O novo presidente dos Estados Unidos, Barack Obama, que toma posse nesta terça-feira (20), deve mudar o relacionamento do país com a América Latina. A avaliação é do presidente Luiz Inácio Lula da Silva, que acredita que o momento político americano é também uma oportunidade para o fim do bloqueio econômico a Cuba.

“Os Estados Unidos, durante muito tempo, tiveram uma política equivocada para a América Latina”, afirmou Lula em seu programa semanal de rádio, Café com o Presidente. ” É importante que Obama faça um sinal para Cuba. É importante que o bloqueio seja desobstruído para que Cuba possa ter uma vida normal como todos os países, tendo relação com todos os países”, apontou.

Leia abaixo trechos da entrevista do Presidente Lula para o programa de segunda-feira, 19/01:

Presidente, nesta terça-feira, dia 20, toma posse o novo presidente dos Estados Unidos, Barack Obama. O mundo inteiro acompanha com atenção esse momento. E no Brasil, qual é a sua expectativa em relação a essa posse?
Aqui no Brasil nós acompanhamos também com muito interesse a posse do presidente Obama. Afinal de contas, não é em todo momento histórico que um país, importante como os Estados Unidos, elegem um negro para presidente da República. Isso por si só é um fato extraordinário. Mas o que é importante é que o Obama toma posse num momento delicado da política externa e da política interna americana. Do ponto de vista da política interna você tem a crise financeira, que nasceu dentro dos Estados Unidos, e está causando danos sobretudo para as pessoas mais pobres, no campo da habitação. Segundo: ele vai viver um problema sério que é o problema do Oriente Médio, que está se agravando. Ou seja, o Clinton tentou resolver, o Bush tentou resolver. O dado concreto é que o acordo no Oriente Médio depende muito da política americana. Nós tentamos criar o Grupo de Annápolis para ver se colocávamos outros países em negociação. Não deu certo ainda, só fez uma reunião. A segunda reunião que era para ser feita em Moscou ainda não aconteceu. Mas esse é um problema que o Obama vai ter dizer com muita competência se quer efetivamente a paz no Oriente Médio, ou não. A terceira coisa, que eu acho que o Obama precisa fazer, é a questão do acordo da OMC (Organização Mundial do Comércio), a Rodada de Doha. Nós estivemos por um milímetro para fazermos o acordo. No último momento não havia mais, eu diria, disposição política do governo americano de fazer porque estava o Bush no final de seu mandato, mas eu penso que era importante que o presidente Obama tomasse outra vez a iniciativa para que nós pudéssemos concluir o acordo de Doha, porque seria uma ajuda enorme nesse momento de crise para os países mais pobres, sobretudo aqueles que têm a agricultura como base de sua economia. Esses são os fatos importantes e por isso a minha expectativa. Aqui no Brasil, nós certamente vamos continuar com a boa política que temos com os Estados Unidos. Ela é histórica e eu penso que o Obama, se quiser, pode aprimorar essa relação com o Brasil, aperfeiçoar porque se os Estados Unidos são o país mais importante do mundo, o Brasil é o país mais importante da América Latina.

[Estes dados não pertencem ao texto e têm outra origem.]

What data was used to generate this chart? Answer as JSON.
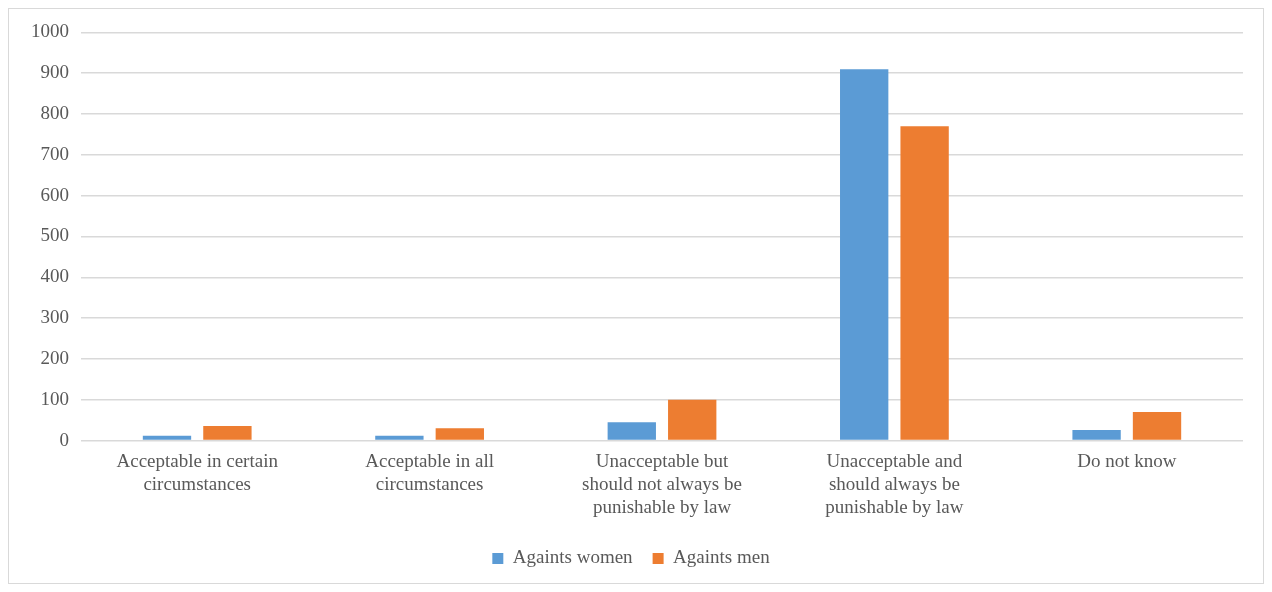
{
  "chart_data": {
    "type": "bar",
    "categories": [
      "Acceptable in certain circumstances",
      "Acceptable in all circumstances",
      "Unacceptable but should not always be punishable by law",
      "Unacceptable and should always be punishable by law",
      "Do not know"
    ],
    "series": [
      {
        "name": "Againts women",
        "color": "#5b9bd5",
        "values": [
          12,
          12,
          45,
          910,
          26
        ]
      },
      {
        "name": "Againts men",
        "color": "#ed7d31",
        "values": [
          36,
          30,
          100,
          770,
          70
        ]
      }
    ],
    "ylim": [
      0,
      1000
    ],
    "yticks": [
      0,
      100,
      200,
      300,
      400,
      500,
      600,
      700,
      800,
      900,
      1000
    ],
    "grid": "y",
    "legend": "bottom"
  }
}
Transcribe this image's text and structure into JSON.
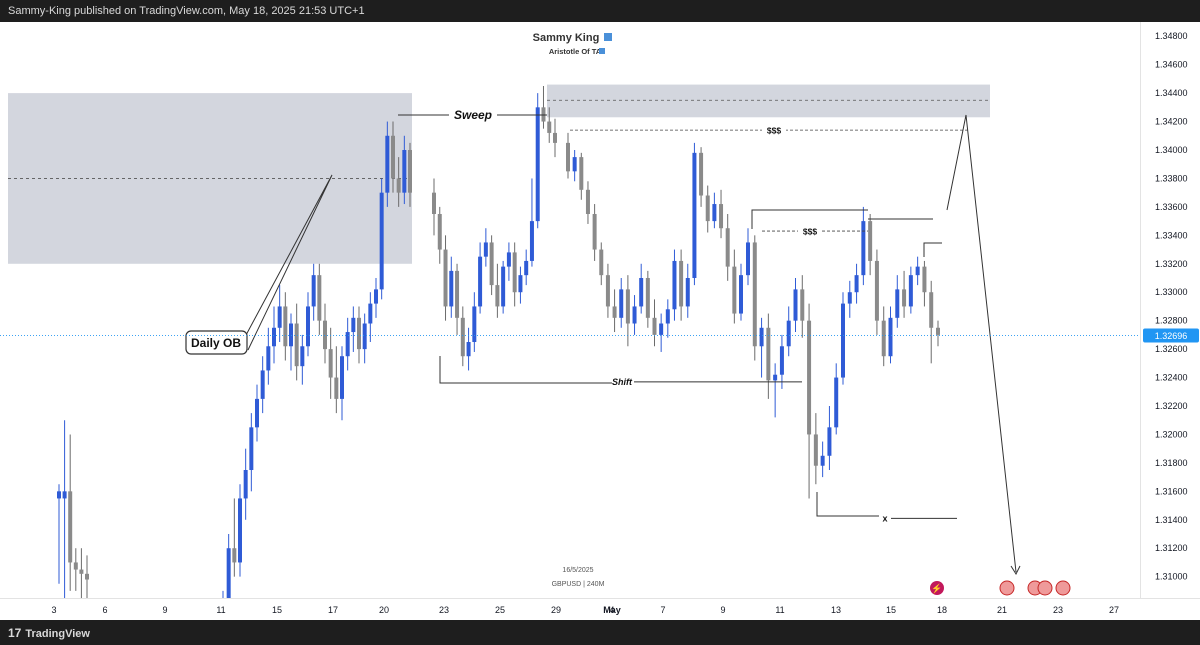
{
  "header": {
    "published": "Sammy-King published on TradingView.com, May 18, 2025 21:53 UTC+1"
  },
  "watermark": {
    "author": "Sammy King",
    "subtitle": "Aristotle Of TA",
    "date": "16/5/2025",
    "symbol": "GBPUSD",
    "interval": "240M",
    "symbol_sep": "|"
  },
  "footer": {
    "brand": "TradingView",
    "brand_mark": "17"
  },
  "colors": {
    "bull": "#2f5bd6",
    "bear": "#8a8a8a",
    "zone": "#d1d4dc",
    "price_label": "#2196f3",
    "arrow": "#333333"
  },
  "annotations": {
    "daily_ob": "Daily OB",
    "sweep": "Sweep",
    "liquidity_1": "$$$",
    "liquidity_2": "$$$",
    "shift": "Shift",
    "target": "x"
  },
  "chart_data": {
    "type": "candlestick",
    "symbol": "GBPUSD",
    "interval": "240M",
    "current_price": "1.32696",
    "y_ticks": [
      "1.34800",
      "1.34600",
      "1.34400",
      "1.34200",
      "1.34000",
      "1.33800",
      "1.33600",
      "1.33400",
      "1.33200",
      "1.33000",
      "1.32800",
      "1.32600",
      "1.32400",
      "1.32200",
      "1.32000",
      "1.31800",
      "1.31600",
      "1.31400",
      "1.31200",
      "1.31000"
    ],
    "y_range": [
      1.3085,
      1.349
    ],
    "x_ticks": [
      "3",
      "6",
      "9",
      "11",
      "15",
      "17",
      "20",
      "23",
      "25",
      "29",
      "May",
      "4",
      "7",
      "9",
      "11",
      "13",
      "15",
      "18",
      "21",
      "23",
      "27"
    ],
    "levels": {
      "daily_ob_zone": [
        1.332,
        1.344
      ],
      "daily_ob_mid": 1.338,
      "supply_zone": [
        1.3423,
        1.3446
      ],
      "supply_mid": 1.3435,
      "liquidity_high": 1.3414,
      "liquidity_mid": 1.3343,
      "shift": 1.3237,
      "target": 1.3141
    },
    "candles": [
      [
        1.3155,
        1.3165,
        1.316,
        1.3095
      ],
      [
        1.3155,
        1.321,
        1.316,
        1.3085
      ],
      [
        1.316,
        1.32,
        1.311,
        1.309
      ],
      [
        1.311,
        1.312,
        1.3105,
        1.309
      ],
      [
        1.3105,
        1.312,
        1.3102,
        1.3085
      ],
      [
        1.3102,
        1.3115,
        1.3098,
        1.3085
      ],
      [
        1.306,
        1.309,
        1.308,
        1.305
      ],
      [
        1.308,
        1.313,
        1.312,
        1.307
      ],
      [
        1.312,
        1.3155,
        1.311,
        1.31
      ],
      [
        1.311,
        1.3165,
        1.3155,
        1.31
      ],
      [
        1.3155,
        1.319,
        1.3175,
        1.314
      ],
      [
        1.3175,
        1.3215,
        1.3205,
        1.316
      ],
      [
        1.3205,
        1.3235,
        1.3225,
        1.3195
      ],
      [
        1.3225,
        1.3255,
        1.3245,
        1.3215
      ],
      [
        1.3245,
        1.3275,
        1.3262,
        1.3235
      ],
      [
        1.3262,
        1.329,
        1.3275,
        1.325
      ],
      [
        1.3275,
        1.3305,
        1.329,
        1.3265
      ],
      [
        1.329,
        1.33,
        1.3262,
        1.3252
      ],
      [
        1.3262,
        1.3285,
        1.3278,
        1.3245
      ],
      [
        1.3278,
        1.3292,
        1.3248,
        1.3238
      ],
      [
        1.3248,
        1.327,
        1.3262,
        1.3235
      ],
      [
        1.3262,
        1.33,
        1.329,
        1.3255
      ],
      [
        1.329,
        1.332,
        1.3312,
        1.328
      ],
      [
        1.3312,
        1.332,
        1.328,
        1.327
      ],
      [
        1.328,
        1.3292,
        1.326,
        1.325
      ],
      [
        1.326,
        1.3275,
        1.324,
        1.3225
      ],
      [
        1.324,
        1.3262,
        1.3225,
        1.3215
      ],
      [
        1.3225,
        1.3262,
        1.3255,
        1.321
      ],
      [
        1.3255,
        1.3282,
        1.3272,
        1.3245
      ],
      [
        1.3272,
        1.329,
        1.3282,
        1.3258
      ],
      [
        1.3282,
        1.329,
        1.326,
        1.325
      ],
      [
        1.326,
        1.3285,
        1.3278,
        1.325
      ],
      [
        1.3278,
        1.33,
        1.3292,
        1.3265
      ],
      [
        1.3292,
        1.331,
        1.3302,
        1.3282
      ],
      [
        1.3302,
        1.338,
        1.337,
        1.3295
      ],
      [
        1.337,
        1.342,
        1.341,
        1.336
      ],
      [
        1.341,
        1.342,
        1.338,
        1.337
      ],
      [
        1.338,
        1.3395,
        1.337,
        1.336
      ],
      [
        1.337,
        1.341,
        1.34,
        1.3362
      ],
      [
        1.34,
        1.3405,
        1.337,
        1.336
      ],
      [
        1.337,
        1.338,
        1.3355,
        1.334
      ],
      [
        1.3355,
        1.336,
        1.333,
        1.332
      ],
      [
        1.333,
        1.334,
        1.329,
        1.328
      ],
      [
        1.329,
        1.3325,
        1.3315,
        1.3282
      ],
      [
        1.3315,
        1.332,
        1.3282,
        1.327
      ],
      [
        1.3282,
        1.329,
        1.3255,
        1.3248
      ],
      [
        1.3255,
        1.3275,
        1.3265,
        1.3245
      ],
      [
        1.3265,
        1.33,
        1.329,
        1.3258
      ],
      [
        1.329,
        1.3335,
        1.3325,
        1.3285
      ],
      [
        1.3325,
        1.3345,
        1.3335,
        1.3318
      ],
      [
        1.3335,
        1.334,
        1.3305,
        1.3298
      ],
      [
        1.3305,
        1.332,
        1.329,
        1.3282
      ],
      [
        1.329,
        1.3322,
        1.3318,
        1.3285
      ],
      [
        1.3318,
        1.3335,
        1.3328,
        1.3308
      ],
      [
        1.3328,
        1.3335,
        1.33,
        1.329
      ],
      [
        1.33,
        1.3318,
        1.3312,
        1.3292
      ],
      [
        1.3312,
        1.333,
        1.3322,
        1.3305
      ],
      [
        1.3322,
        1.338,
        1.335,
        1.3318
      ],
      [
        1.335,
        1.344,
        1.343,
        1.3345
      ],
      [
        1.343,
        1.3445,
        1.342,
        1.3415
      ],
      [
        1.342,
        1.343,
        1.3412,
        1.3405
      ],
      [
        1.3412,
        1.3422,
        1.3405,
        1.3395
      ],
      [
        1.3405,
        1.3412,
        1.3385,
        1.338
      ],
      [
        1.3385,
        1.34,
        1.3395,
        1.3378
      ],
      [
        1.3395,
        1.3398,
        1.3372,
        1.3365
      ],
      [
        1.3372,
        1.3378,
        1.3355,
        1.3348
      ],
      [
        1.3355,
        1.3362,
        1.333,
        1.3322
      ],
      [
        1.333,
        1.3335,
        1.3312,
        1.3305
      ],
      [
        1.3312,
        1.332,
        1.329,
        1.3282
      ],
      [
        1.329,
        1.3302,
        1.3282,
        1.3272
      ],
      [
        1.3282,
        1.331,
        1.3302,
        1.3275
      ],
      [
        1.3302,
        1.3312,
        1.3278,
        1.3262
      ],
      [
        1.3278,
        1.3298,
        1.329,
        1.327
      ],
      [
        1.329,
        1.332,
        1.331,
        1.3285
      ],
      [
        1.331,
        1.3315,
        1.3282,
        1.3275
      ],
      [
        1.3282,
        1.3295,
        1.327,
        1.3262
      ],
      [
        1.327,
        1.3285,
        1.3278,
        1.3258
      ],
      [
        1.3278,
        1.3295,
        1.3288,
        1.3268
      ],
      [
        1.3288,
        1.333,
        1.3322,
        1.328
      ],
      [
        1.3322,
        1.333,
        1.329,
        1.328
      ],
      [
        1.329,
        1.332,
        1.331,
        1.3282
      ],
      [
        1.331,
        1.3405,
        1.3398,
        1.3305
      ],
      [
        1.3398,
        1.3402,
        1.3368,
        1.336
      ],
      [
        1.3368,
        1.3375,
        1.335,
        1.3342
      ],
      [
        1.335,
        1.337,
        1.3362,
        1.3345
      ],
      [
        1.3362,
        1.3372,
        1.3345,
        1.3338
      ],
      [
        1.3345,
        1.3355,
        1.3318,
        1.3308
      ],
      [
        1.3318,
        1.333,
        1.3285,
        1.3278
      ],
      [
        1.3285,
        1.332,
        1.3312,
        1.328
      ],
      [
        1.3312,
        1.3345,
        1.3335,
        1.3305
      ],
      [
        1.3335,
        1.334,
        1.3262,
        1.3252
      ],
      [
        1.3262,
        1.3282,
        1.3275,
        1.324
      ],
      [
        1.3275,
        1.3285,
        1.3238,
        1.3225
      ],
      [
        1.3238,
        1.325,
        1.3242,
        1.3212
      ],
      [
        1.3242,
        1.327,
        1.3262,
        1.3232
      ],
      [
        1.3262,
        1.329,
        1.328,
        1.3255
      ],
      [
        1.328,
        1.331,
        1.3302,
        1.3272
      ],
      [
        1.3302,
        1.3312,
        1.328,
        1.3268
      ],
      [
        1.328,
        1.3292,
        1.32,
        1.3155
      ],
      [
        1.32,
        1.3215,
        1.3178,
        1.3165
      ],
      [
        1.3178,
        1.3195,
        1.3185,
        1.317
      ],
      [
        1.3185,
        1.322,
        1.3205,
        1.3175
      ],
      [
        1.3205,
        1.325,
        1.324,
        1.32
      ],
      [
        1.324,
        1.33,
        1.3292,
        1.3235
      ],
      [
        1.3292,
        1.3308,
        1.33,
        1.3282
      ],
      [
        1.33,
        1.332,
        1.3312,
        1.3292
      ],
      [
        1.3312,
        1.336,
        1.335,
        1.3305
      ],
      [
        1.335,
        1.3355,
        1.3322,
        1.3312
      ],
      [
        1.3322,
        1.333,
        1.328,
        1.327
      ],
      [
        1.328,
        1.329,
        1.3255,
        1.3248
      ],
      [
        1.3255,
        1.329,
        1.3282,
        1.325
      ],
      [
        1.3282,
        1.3312,
        1.3302,
        1.3275
      ],
      [
        1.3302,
        1.3315,
        1.329,
        1.3282
      ],
      [
        1.329,
        1.3318,
        1.3312,
        1.3285
      ],
      [
        1.3312,
        1.3325,
        1.3318,
        1.3305
      ],
      [
        1.3318,
        1.3322,
        1.33,
        1.329
      ],
      [
        1.33,
        1.3308,
        1.3275,
        1.325
      ],
      [
        1.3275,
        1.328,
        1.327,
        1.3262
      ]
    ]
  }
}
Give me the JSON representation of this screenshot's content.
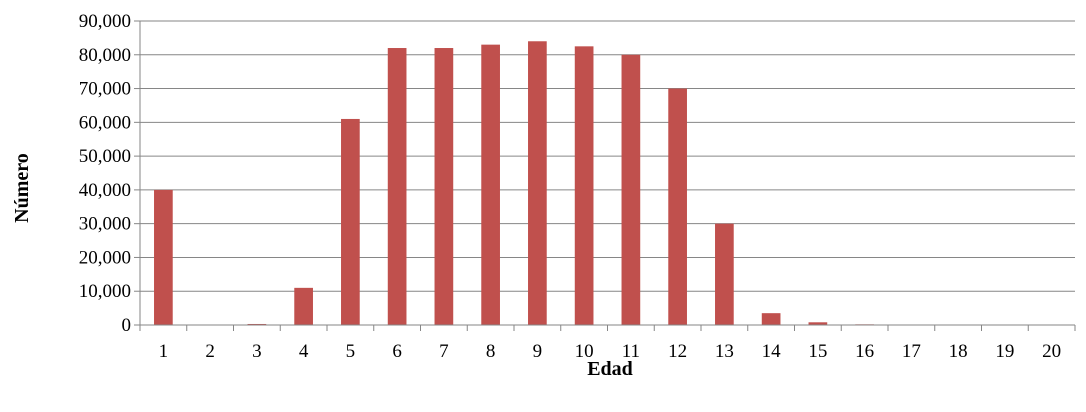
{
  "chart_data": {
    "type": "bar",
    "title": "",
    "xlabel": "Edad",
    "ylabel": "Número",
    "categories": [
      "1",
      "2",
      "3",
      "4",
      "5",
      "6",
      "7",
      "8",
      "9",
      "10",
      "11",
      "12",
      "13",
      "14",
      "15",
      "16",
      "17",
      "18",
      "19",
      "20"
    ],
    "series": [
      {
        "values": [
          40000,
          0,
          300,
          11000,
          61000,
          82000,
          82000,
          83000,
          84000,
          82500,
          80000,
          70000,
          30000,
          3500,
          800,
          200,
          150,
          100,
          50,
          0
        ],
        "color": "#c0504d"
      }
    ],
    "ylim": [
      0,
      90000
    ],
    "yticks": [
      "0",
      "10,000",
      "20,000",
      "30,000",
      "40,000",
      "50,000",
      "60,000",
      "70,000",
      "80,000",
      "90,000"
    ],
    "grid": true,
    "legend": "none",
    "gridline_color": "#868686",
    "axis_color": "#868686"
  }
}
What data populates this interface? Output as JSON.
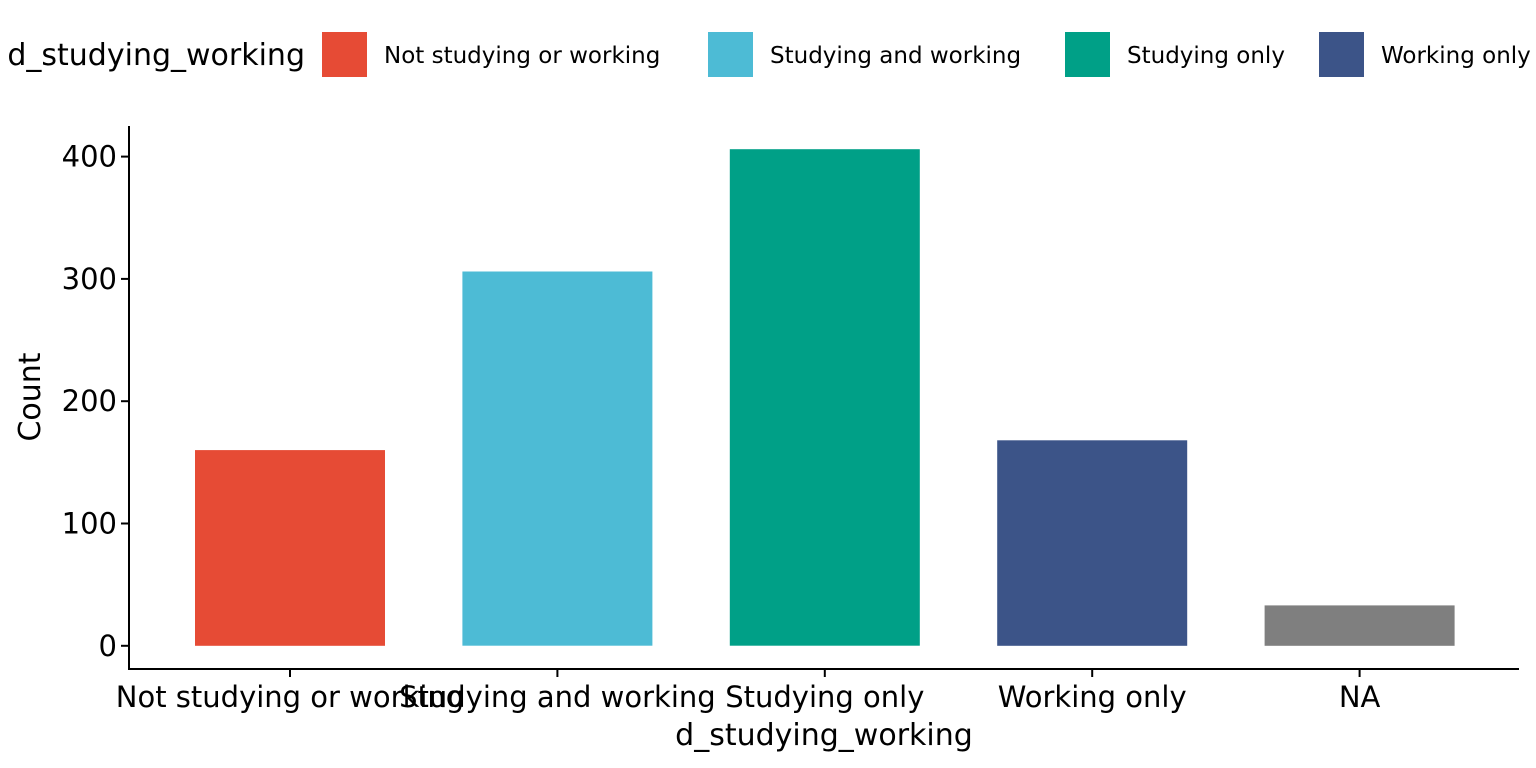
{
  "chart_data": {
    "type": "bar",
    "xlabel": "d_studying_working",
    "ylabel": "Count",
    "categories": [
      "Not studying or working",
      "Studying and working",
      "Studying only",
      "Working only",
      "NA"
    ],
    "values": [
      160,
      306,
      406,
      168,
      33
    ],
    "colors": [
      "#E64B35",
      "#4DBBD5",
      "#00A087",
      "#3C5488",
      "#7F7F7F"
    ],
    "ylim": [
      -19,
      425
    ],
    "yticks": [
      0,
      100,
      200,
      300,
      400
    ],
    "grid": false,
    "legend": {
      "position": "top",
      "title": "d_studying_working",
      "entries": [
        {
          "label": "Not studying or working",
          "color": "#E64B35"
        },
        {
          "label": "Studying and working",
          "color": "#4DBBD5"
        },
        {
          "label": "Studying only",
          "color": "#00A087"
        },
        {
          "label": "Working only",
          "color": "#3C5488"
        }
      ]
    }
  }
}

E com relação a América Latina de uma forma geral, presidente, a posse do presidente americano Barack Obama muda alguma coisa nesse relacionamento?
Eu acredito que deva mudar e deve mudar muito, veja, porque os Estados Unidos durante muito tempo tiveram uma política equivocada para a América Latina. Ora, no tempo da Guerra Fria havia aqui na América Latina apenas grupos revolucionários ou comunistas, ou seja, depois teve a participação americana em vários golpes aqui na década de 60 em quase todo o Continente. E eu penso que agora o Obama tem que olhar agora para a América Latina com o olhar democrático, com um olhar desenvolvimentista, com um olhar de um país importante como os Estados Unidos que pode ajudar os países periféricos, sobretudo da América Central e do Caribe. Acho que é importante que o Obama faça um sinal para Cuba, ou seja, não há mais nenhuma explicação científica, política para que continue o bloqueio. É importante que isso seja desobstruído para que Cuba possa ter uma vida normal como todos os países, tendo relações com todos os outros países. Acho que o presidente Obama vai ter de ter uma política especial para a América Latina, ou seja, não é possível que os Estados Unidos, em algum momento, não tenham uma política, eu diria preferencial na sua relação com a América Latina.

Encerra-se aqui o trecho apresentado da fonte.